Rzadko piszę tutaj o ważnych rocznicach, wydarzeniach historycznych. Nie lubię uderzać w patetyczne tony. Jednak dziś zrobię wyjątek.
Sześćdziesiąt sześć lat temu w nocy z drugiego na trzeciego października zakończyło się jedno z najkrwawszych powstań polskich. Hekatomba złożona bogu wojny. Bitwa bez precedensu w historii ludzkości. Nie będę tutaj się rozpisywał o tym czy Powstanie było potrzebne czy nie. Chciałem oddać tutaj hołd niewątpliwemu bohaterstwu żołnierzy AK i nie tylko tym wszystkim młodym ludziom, w większości znacznie młodszym niż ja teraz. Wszystkim cywilom, którzy cierpieli i umierali. Jedna z najlepszych książek jakie dane mi było przeczytać w tym moim krótkim życiu dotyczy właśnie Powstania. Mam tu na myśli oczywiście „Pamiętnik z Powstania Warszawskiego” Białoszewskiego Mirona.
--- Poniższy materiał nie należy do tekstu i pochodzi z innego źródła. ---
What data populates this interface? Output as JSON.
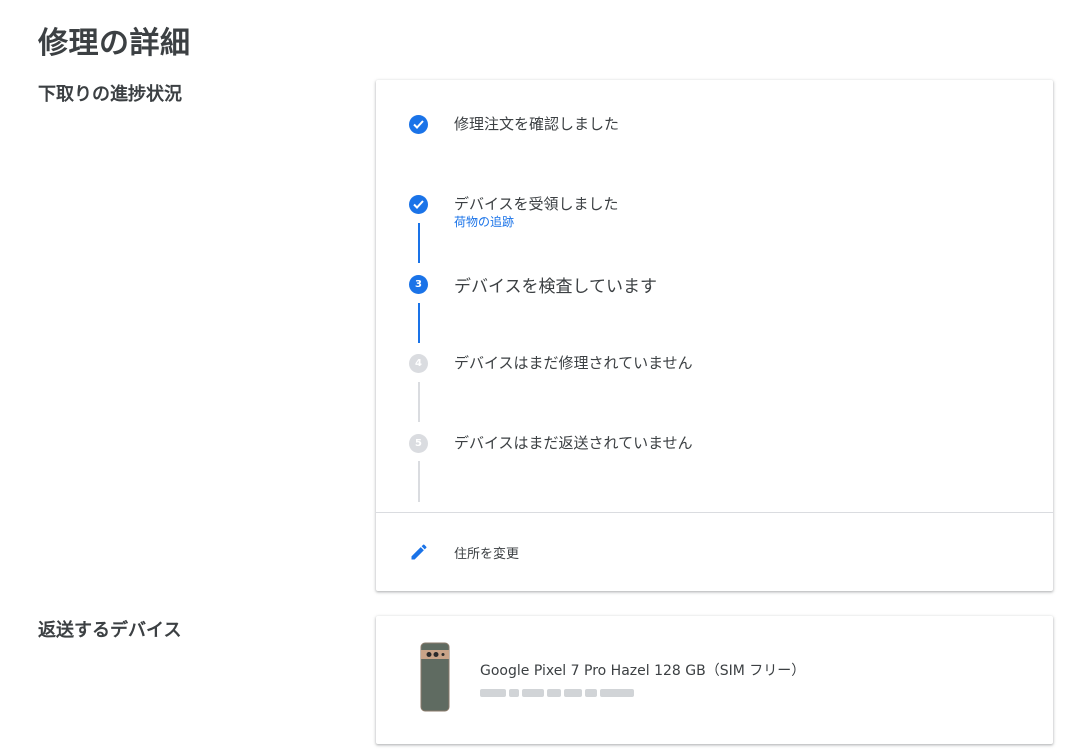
{
  "page": {
    "title": "修理の詳細"
  },
  "progress_section": {
    "label": "下取りの進捗状況",
    "steps": [
      {
        "label": "修理注文を確認しました",
        "status": "done"
      },
      {
        "label": "デバイスを受領しました",
        "status": "done",
        "link": "荷物の追跡"
      },
      {
        "label": "デバイスを検査しています",
        "status": "current",
        "number": "3"
      },
      {
        "label": "デバイスはまだ修理されていません",
        "status": "pending",
        "number": "4"
      },
      {
        "label": "デバイスはまだ返送されていません",
        "status": "pending",
        "number": "5"
      }
    ],
    "change_address": {
      "label": "住所を変更",
      "icon": "edit-pencil-icon"
    }
  },
  "return_section": {
    "label": "返送するデバイス",
    "device": {
      "name": "Google Pixel 7 Pro Hazel 128 GB（SIM フリー）",
      "image": "phone-icon"
    }
  },
  "colors": {
    "accent": "#1a73e8",
    "pending": "#dadce0",
    "text": "#3c4043"
  }
}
Przez lata komuny powstanie było tematem tabu. Na szczęście pozbyliśmy się czerwonej zarazy i dziś można o tamtych wydarzeniach mówić z mieszaniną dumy, smutku i przerażenia. Dlaczego przerażenia? Bo to co zrobili Niemcy poraża. Poraża ogromem, poraża metodycznością z jaką Niemcy zabrali się do niszczenia miasta, które przed wojną nazywane było Paryżem wschodu. Nikt i nic nie zwróci nam zniszczonych przez Niemców dóbr kultury. Wiem, że to brzmi tak obcesowo ale taka jest prawda. Niemcy pozbawili nas ogromnej części naszego dziedzictwa narodowego.
Naprawdę nie lubię rozwodzić się nad takimi sprawami bo są one trudne i można o nich mówić w tak wielu aspektach, że nie starczyłoby czasu. Dlatego poniżej zamieszczam garść muzyki. Muzyka mówi więcej niż słowa. Mam nadzieję, że w to piękne słoneczne niedzielne popołudnie chwilka zadumy nie zaszkodzi.
A teraz trochę coś rozgrzewającego krew:
To tylko garść. Swoją drogą to co robią ludzie z Muzeum Powstania Warszawskiego zasługuje na jak największy szacunek.